The study included patients treated at the liver disease outpatient clinics of the Santa Casa de Misericórdia do Pará Foundation and the João de Barros Barreto University Hospital. Consecutive patients with chronic HCV were included. The HCV group consisted of 101 patients with chronic hepatitis C, characterized by clinical changes, abnormal liver tests and HCV RNA positivity.
The inclusion criteria adopted for the individuals were as follows: age 18 or older, both sexes, and positivity for HBsAg for more than 6 months or positivity for HCV RNA. Individuals coinfected with hepatitis B virus (HBV), hepatitis delta virus, or human immunodeficiency virus (HIV) were excluded from the study.
A control group was formed to compare the genotypic and allelic frequencies of the investigated polymorphisms, which included 300 blood samples from volunteer donors from the Foundation Center for Hemotherapy and Hematology of Pará (Fundação Centro de Hemoterapia e Hematologia do Pará). These volunteers were matched with the patient group for age and sex; were seronegative for HCV, HBV, HIV-1, human T-lymphotropic virus 1/2; and patients who used or were using specific antiviral therapy against HCV.
DNA was extracted from peripheral-blood leukocytes using the Puregene kit (Gentra Systems, Minneapolis, Minnesota, USA) according to the manufacturer's protocol. The procedure included the steps of cell lysis, protein precipitation, DNA precipitation, and DNA hydration.
Polymorphisms were genotyped by quantitative real-time polymerase chain reaction in the StepOne PLUS Sequence Detector (Applied Biosystems, Foster City, CA, USA). The assay used for each polymorphism contained a pair of primers and a pair of VIC- and FAM-labeled probes for the respective alleles. For both polymorphisms, predesigned and customized TaqMan® SNP Genotyping Assays were used: C_7514879_10 for TNFA -308G>A and C_1747360_10 for IL10 -1082A>G (Thermo Fisher, Carlsbad, California, USA). For each reaction, 2X TaqMan® Universal PCR Master Mix, 1X TaqMan® Assay (diluted from 20X), and 20 ng of DNA was used in a final reaction volume of 10 µL. The following temperature cycle was used for the amplification: 60 °C for 30 seconds, 95 °C for 10 minutes, and 50 cycles of 92 °C for 30 seconds and 60 °C for 1 minute and 30 seconds.
All selected patients were clinically evaluated and subjected to a complimentary investigation consisting of hematological, biochemical, serological, virological, and ultrasound examinations. These data were transcribed from the medical records into a form developed specifically for this study.

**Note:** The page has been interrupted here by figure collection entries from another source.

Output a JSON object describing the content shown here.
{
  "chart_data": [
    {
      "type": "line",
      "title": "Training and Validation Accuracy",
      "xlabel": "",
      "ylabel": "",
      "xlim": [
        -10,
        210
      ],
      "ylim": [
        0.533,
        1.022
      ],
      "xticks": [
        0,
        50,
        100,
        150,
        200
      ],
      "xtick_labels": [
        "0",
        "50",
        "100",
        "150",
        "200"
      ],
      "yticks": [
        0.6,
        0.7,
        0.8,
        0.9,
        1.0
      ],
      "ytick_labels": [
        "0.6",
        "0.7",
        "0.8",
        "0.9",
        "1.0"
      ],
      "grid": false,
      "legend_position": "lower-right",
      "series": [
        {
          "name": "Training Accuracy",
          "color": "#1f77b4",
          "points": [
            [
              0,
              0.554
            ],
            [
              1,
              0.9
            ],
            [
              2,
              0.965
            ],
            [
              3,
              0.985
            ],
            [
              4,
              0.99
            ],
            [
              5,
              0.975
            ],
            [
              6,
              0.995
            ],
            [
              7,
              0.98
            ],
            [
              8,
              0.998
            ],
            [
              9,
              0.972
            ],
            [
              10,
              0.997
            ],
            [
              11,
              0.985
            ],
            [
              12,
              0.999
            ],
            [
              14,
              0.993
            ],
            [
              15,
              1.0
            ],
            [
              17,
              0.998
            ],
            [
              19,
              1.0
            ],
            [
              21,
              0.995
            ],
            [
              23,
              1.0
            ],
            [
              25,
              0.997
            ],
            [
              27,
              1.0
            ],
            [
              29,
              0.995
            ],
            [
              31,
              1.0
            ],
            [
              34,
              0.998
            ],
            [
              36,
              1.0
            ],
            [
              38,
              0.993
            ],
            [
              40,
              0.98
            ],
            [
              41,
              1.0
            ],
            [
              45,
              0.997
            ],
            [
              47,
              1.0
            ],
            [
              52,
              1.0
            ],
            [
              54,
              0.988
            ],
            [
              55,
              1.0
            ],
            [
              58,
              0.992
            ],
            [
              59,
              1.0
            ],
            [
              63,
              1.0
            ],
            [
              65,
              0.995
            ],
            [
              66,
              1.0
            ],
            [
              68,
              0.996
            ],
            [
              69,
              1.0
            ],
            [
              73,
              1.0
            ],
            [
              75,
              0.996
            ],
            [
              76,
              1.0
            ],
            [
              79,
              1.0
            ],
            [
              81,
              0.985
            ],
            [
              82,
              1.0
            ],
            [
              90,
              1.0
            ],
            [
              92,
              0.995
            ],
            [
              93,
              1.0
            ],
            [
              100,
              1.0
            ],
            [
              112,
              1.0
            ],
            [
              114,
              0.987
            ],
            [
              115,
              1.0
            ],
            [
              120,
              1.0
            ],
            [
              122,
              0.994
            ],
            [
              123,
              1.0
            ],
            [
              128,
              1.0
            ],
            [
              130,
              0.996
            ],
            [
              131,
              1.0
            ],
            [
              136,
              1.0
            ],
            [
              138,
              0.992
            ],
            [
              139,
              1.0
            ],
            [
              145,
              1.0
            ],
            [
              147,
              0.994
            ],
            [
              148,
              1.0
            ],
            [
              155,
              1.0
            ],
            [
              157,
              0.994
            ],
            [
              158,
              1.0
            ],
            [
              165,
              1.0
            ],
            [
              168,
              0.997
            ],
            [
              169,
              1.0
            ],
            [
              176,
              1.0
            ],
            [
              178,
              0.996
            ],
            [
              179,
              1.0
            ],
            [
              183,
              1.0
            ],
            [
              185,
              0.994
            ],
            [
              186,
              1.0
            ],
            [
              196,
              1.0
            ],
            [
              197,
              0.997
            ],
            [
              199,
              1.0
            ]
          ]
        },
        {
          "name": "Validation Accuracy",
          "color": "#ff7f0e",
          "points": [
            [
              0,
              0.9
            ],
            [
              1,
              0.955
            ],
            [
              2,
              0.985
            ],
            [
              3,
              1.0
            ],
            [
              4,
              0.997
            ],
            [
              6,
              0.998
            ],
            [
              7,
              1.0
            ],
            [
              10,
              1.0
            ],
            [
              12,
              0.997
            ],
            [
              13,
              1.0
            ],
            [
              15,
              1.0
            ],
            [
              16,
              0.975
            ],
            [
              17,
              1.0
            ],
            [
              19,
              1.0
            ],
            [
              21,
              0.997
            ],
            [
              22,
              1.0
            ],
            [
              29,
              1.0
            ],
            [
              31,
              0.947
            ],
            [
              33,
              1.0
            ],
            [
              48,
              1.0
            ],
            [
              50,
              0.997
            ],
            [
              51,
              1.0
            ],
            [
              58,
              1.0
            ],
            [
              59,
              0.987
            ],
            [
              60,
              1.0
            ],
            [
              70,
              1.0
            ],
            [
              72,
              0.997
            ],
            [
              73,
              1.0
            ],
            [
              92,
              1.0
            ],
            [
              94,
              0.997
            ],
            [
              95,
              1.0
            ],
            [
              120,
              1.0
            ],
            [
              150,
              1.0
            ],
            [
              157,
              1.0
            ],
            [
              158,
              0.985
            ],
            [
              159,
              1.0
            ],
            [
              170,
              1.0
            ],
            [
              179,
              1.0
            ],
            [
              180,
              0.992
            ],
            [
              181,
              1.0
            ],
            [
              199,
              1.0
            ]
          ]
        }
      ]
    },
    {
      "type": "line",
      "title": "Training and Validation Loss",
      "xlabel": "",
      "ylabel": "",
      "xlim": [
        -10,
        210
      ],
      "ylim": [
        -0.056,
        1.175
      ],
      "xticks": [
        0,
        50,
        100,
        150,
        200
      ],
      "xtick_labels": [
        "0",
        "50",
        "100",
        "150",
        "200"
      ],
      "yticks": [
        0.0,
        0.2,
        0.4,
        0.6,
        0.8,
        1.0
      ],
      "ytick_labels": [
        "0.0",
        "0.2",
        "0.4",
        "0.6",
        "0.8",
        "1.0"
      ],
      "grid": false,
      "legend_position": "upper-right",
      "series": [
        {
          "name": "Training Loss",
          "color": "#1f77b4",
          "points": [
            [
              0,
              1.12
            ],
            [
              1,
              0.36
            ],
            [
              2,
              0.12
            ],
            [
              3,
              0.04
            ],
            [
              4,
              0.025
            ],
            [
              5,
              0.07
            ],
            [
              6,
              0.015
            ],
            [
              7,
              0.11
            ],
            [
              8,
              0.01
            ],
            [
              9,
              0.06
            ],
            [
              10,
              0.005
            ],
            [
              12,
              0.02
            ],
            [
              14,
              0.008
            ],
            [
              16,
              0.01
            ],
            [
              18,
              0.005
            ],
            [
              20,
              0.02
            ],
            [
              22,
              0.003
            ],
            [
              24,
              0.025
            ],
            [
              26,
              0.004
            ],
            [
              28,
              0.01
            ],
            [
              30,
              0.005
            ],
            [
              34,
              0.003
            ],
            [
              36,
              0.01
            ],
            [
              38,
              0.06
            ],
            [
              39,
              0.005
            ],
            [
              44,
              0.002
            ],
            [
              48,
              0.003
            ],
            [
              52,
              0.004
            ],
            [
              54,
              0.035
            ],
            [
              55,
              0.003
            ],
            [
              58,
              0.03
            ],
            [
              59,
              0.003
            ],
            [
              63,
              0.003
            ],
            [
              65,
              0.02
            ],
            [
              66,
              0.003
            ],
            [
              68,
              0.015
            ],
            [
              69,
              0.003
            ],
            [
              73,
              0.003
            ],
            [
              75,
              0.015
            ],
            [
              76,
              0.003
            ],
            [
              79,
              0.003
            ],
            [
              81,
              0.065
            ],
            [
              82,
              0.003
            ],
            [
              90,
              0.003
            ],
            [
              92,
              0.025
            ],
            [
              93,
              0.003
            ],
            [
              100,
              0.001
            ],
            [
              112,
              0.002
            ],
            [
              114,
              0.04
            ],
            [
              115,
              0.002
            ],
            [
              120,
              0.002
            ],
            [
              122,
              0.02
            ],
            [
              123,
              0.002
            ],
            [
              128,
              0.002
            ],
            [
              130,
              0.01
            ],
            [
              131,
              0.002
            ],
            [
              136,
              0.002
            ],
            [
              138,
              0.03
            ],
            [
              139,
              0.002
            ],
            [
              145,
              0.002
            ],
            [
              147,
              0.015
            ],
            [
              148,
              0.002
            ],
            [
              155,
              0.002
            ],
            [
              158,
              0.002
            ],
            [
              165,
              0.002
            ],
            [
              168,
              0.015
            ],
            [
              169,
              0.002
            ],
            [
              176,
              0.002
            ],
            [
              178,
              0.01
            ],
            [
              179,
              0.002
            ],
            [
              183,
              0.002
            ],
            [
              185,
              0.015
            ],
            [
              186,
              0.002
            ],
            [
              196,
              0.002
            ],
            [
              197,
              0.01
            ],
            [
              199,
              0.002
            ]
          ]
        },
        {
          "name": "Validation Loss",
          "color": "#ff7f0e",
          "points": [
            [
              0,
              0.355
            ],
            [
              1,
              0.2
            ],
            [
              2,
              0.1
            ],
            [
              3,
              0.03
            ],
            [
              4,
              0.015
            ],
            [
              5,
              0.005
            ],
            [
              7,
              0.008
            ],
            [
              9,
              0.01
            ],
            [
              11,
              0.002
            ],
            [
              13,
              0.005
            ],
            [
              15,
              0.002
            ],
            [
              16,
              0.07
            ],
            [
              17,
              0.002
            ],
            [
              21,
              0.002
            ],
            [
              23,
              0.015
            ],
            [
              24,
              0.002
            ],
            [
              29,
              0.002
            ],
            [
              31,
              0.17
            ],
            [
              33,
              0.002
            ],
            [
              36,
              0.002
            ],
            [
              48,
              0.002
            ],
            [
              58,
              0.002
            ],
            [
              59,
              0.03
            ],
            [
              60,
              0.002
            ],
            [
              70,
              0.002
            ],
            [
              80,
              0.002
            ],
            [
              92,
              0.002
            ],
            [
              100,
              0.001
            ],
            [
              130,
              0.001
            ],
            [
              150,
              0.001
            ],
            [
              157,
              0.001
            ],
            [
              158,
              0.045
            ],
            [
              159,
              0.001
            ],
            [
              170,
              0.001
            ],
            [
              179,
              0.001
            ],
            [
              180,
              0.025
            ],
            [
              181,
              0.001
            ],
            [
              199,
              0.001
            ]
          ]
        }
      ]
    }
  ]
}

Liver biopsy specimens were obtained only from patients with medical indications for the investigation of liver parenchyma changes, in compliance with the clinical care protocol. The liver biopsies were performed by a medical professional from one of the study hospitals using a Tru-Cut needle under ultrasound guidance. The sample was sent to the Department of Pathological Anatomy of Federal University of Pará, where they were examined following the department’s routines, which included hematoxylin–eosin (HE), chromotrope aniline blue (CAB), Gomori’s reticulin, and Shikata’s orcein staining.
The histopathological diagnosis followed the METAVIR classification , which classifies the activity of the portal and periportal inflammatory infiltrate from 0 to 3 (A0-A3), A0-A1 indicating absent to mild inflammation and A2-A3 indicating moderate to severe inflammation. The structural changes in the liver parenchyma (degree of fibrosis) were classified from 0 to 4 (F0-F4), F0-F1 indicating absent to mild liver fibrosis, F2 indicating moderate liver fibrosis, and F3-F4 indicating liver fibrosis that has progressed to cirrhosis. All data regarding the histopathological profile were obtained from the patients’ medical records.
Hardy-Weinberg equilibrium analysis was performed in all samples through the chi-squared test. Comparative analyses of the allelic and genotypic frequencies were done using the G-test and chi-squared test. Comparisons of viral load levels (HCV RNA) were done using the Kruskal-Wallis test and the Mann-Whitney test. Statistical analyses were done with BioEstat software version 5.3 , adopting a significance level of p< 0.05.